Intanto, dopo un’iniziale difficoltà a farsi strada, sta decollando anche l’uso degli anticorpi monoclonali, farmaci destinati in particolare a soggetti a rischio di progressione severa della malattia e da assumere nelle fasi iniziali. Secondo il report dell’Agenzia Italiana del farmaco (Aifa) relativo al periodo dal 22 al 28 ottobre, sono stati finora 12.704 in Italia i pazienti Covid trattati.

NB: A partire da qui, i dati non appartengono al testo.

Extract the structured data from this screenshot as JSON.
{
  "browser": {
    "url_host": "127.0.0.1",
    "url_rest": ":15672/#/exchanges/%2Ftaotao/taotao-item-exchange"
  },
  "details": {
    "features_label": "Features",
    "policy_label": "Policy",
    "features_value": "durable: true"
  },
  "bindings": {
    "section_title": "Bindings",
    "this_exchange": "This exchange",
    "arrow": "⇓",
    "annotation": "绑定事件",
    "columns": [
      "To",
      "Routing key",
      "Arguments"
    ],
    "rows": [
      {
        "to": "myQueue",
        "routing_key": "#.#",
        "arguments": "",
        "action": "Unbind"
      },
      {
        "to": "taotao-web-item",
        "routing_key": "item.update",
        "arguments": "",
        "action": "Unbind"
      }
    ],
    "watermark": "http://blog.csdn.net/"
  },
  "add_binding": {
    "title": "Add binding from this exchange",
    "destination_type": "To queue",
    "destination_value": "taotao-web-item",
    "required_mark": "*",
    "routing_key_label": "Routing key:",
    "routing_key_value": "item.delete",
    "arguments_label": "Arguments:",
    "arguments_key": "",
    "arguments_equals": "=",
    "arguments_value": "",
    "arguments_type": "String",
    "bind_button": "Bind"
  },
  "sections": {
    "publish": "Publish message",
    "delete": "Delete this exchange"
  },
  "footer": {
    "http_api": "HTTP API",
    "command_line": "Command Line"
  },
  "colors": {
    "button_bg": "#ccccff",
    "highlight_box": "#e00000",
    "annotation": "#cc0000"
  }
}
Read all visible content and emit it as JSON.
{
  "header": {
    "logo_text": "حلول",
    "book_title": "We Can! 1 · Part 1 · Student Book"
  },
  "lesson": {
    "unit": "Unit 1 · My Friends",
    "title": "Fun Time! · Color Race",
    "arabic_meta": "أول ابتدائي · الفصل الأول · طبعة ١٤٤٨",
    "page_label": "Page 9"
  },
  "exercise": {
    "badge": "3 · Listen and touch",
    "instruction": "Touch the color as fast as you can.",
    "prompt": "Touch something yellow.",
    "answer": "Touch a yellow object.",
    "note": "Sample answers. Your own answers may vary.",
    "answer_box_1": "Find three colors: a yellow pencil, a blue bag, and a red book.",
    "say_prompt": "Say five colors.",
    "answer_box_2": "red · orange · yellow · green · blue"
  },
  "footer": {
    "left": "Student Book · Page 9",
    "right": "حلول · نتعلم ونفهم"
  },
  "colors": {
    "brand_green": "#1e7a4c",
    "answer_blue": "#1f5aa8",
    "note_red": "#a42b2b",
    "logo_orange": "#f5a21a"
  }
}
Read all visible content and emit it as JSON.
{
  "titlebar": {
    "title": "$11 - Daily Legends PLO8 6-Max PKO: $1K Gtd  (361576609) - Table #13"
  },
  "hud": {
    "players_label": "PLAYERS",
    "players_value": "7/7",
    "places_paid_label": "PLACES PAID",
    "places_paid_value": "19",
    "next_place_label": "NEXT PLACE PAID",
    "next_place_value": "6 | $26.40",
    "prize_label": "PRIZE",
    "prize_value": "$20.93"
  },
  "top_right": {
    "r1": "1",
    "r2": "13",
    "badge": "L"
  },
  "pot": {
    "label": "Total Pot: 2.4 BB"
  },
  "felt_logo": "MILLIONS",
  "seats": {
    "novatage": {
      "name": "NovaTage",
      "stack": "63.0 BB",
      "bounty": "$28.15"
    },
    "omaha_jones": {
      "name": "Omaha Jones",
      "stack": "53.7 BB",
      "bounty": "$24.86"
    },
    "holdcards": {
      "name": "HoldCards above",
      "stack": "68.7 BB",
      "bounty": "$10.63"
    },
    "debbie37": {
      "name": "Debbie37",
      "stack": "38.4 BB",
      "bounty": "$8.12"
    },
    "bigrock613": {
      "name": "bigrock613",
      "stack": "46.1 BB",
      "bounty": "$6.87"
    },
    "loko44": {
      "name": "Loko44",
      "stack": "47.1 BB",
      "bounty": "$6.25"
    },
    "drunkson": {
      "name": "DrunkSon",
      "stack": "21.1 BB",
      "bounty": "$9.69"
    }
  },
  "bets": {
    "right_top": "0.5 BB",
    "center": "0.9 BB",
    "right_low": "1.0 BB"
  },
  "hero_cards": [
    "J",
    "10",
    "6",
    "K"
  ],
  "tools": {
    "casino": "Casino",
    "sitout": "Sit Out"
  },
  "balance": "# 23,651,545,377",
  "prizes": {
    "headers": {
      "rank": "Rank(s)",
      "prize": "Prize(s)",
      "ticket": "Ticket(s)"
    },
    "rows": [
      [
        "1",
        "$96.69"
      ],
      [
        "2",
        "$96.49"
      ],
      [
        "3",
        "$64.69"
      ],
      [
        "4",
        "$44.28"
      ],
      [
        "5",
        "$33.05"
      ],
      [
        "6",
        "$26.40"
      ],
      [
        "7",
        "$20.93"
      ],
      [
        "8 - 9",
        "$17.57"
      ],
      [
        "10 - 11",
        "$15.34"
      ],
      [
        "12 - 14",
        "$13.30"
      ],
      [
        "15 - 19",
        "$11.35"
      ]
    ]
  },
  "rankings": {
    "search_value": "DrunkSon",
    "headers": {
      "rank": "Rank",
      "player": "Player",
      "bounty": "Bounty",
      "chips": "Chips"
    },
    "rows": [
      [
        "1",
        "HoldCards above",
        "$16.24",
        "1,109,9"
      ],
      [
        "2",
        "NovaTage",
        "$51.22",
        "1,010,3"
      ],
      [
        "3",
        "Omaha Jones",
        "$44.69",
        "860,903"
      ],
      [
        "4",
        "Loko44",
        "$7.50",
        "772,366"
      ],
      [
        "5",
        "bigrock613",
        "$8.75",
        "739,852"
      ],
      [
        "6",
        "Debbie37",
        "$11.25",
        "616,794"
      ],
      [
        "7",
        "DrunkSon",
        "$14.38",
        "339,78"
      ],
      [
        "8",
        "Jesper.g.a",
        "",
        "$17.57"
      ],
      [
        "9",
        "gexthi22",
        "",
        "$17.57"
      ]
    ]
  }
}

Gli anticorpi monoclonali non hanno ancora ricevuto l’approvazione dell’Agenzia europea per i medicinali (Ema) ma in Italia sono stati autorizzati in via temporanea dal Ministero della salute lo scorso febbraio. Diversi gli studi che confermano l’efficacia contro il Sars Cov 2: la probabilità di ospedalizzazione si riduce intorno all’87%. Inoltre, secondo i ricercatori dell’Università della California, i monoclonali sono efficaci nel proteggere le scimmie macaco anziane e diabetiche dai danni causati dal Covid-19 a livello polmonare e neurologico. I risultati dello studio, sovvenzionato dal National Institutes of Health (Nih) statunitense e pubblicato sulla rivista scientifica Cell Reports, suggeriscono che potrebbero quindi essere somministrati come trattamento preventivo a persone ad alto rischio, come i residenti anziani in una casa di cura. Intanto, anche l’anglo-svedese AstraZeneca ha pubblicato un aggiornamento sul farmaco AZD7442 a base di anticorpi monoclonali, da iniettare per via intramuscolare. Una novità non da poco, come ha ammesso il presidente di Agenzia italiana del farmaco Giorgio Palù, visto che l’impiego dei monoclonali attualmente non è così frequente proprio perché utilizzati solo in ospedale e per endovena.

PER BOCCA

La ricerca scientifica ha messo a punto anche farmaci specifici contro il Covid. Sembra dare risultati promettenti un nuovo antivirale, il molnupiravir, sviluppato da Merck in collaborazione con Ridgeback Biotherapeutics. Secondo quanto riportato dalla rivista scientifica Medscape Medical News, il molnupiravir, che si assume per bocca, se preso due volte al giorno per cinque giorni permette una forte riduzione della carica virale. In Italia, tra i nove centri che partecipano alla sperimentazione (fase tre) c’è anche l’ospedale San Martino di Genova. «Se i dati del trial clinico saranno incoraggianti - spiega Ordinario di Malattie Infettive all’università di Genova Matteo Bassetti - speriamo possa arrivare una approvazione rapida». In realtà, lo scorso 5 novembre, il coordinatore del Comitato tecnico scientifico Franco Locatelli ha annunciato che Aifa si è già attivata per acquisirne una quantità adeguata. Sul fronte delle nuove terapie, Pfizer non sta di certo a guardare: pare sia già pronta una pillola sperimentale (il Paxlovid) in grado di ridurre dell’89% il rischio di ospedalizzazione o di morte nei pazienti trattati subito dopo la comparsa dei sintomi. L’azienda ha già stipulato accordi di acquisto anticipato con più Paesi garantendo prezzi più bassi a Stati in difficoltà.

CONTRO LE RECIDIVE

 Ma c’è poi il capitolo delle cure per chi, seppure vaccinato, si è reinfettato. Secondo Massimo Andreoni, direttore di Malattie infettive del Policlinico Tor Vergata di Roma e direttore scientifico della Società italiana di malattie infettive e tropicali, in realtà «il vaccinato mediamente non sviluppa la malattia grave. In questi casi, come al solito, si prescrive solo una terapia sintomatica, per esempio analgesici. Se si manifestano dolori si possono utilizzare antiinfiammatori, e gli antipiretici se c’è febbre». Nei casi in cui invece il vaccinato diventa sintomatico e inizia ad avere insufficienza respiratoria «allora al di là del cortisone e del remdesivir, che è l’antivirale utilizzato nei pazienti sintomatici ospedalizzati, si può valutare anche la somministrazione dei monoclonali».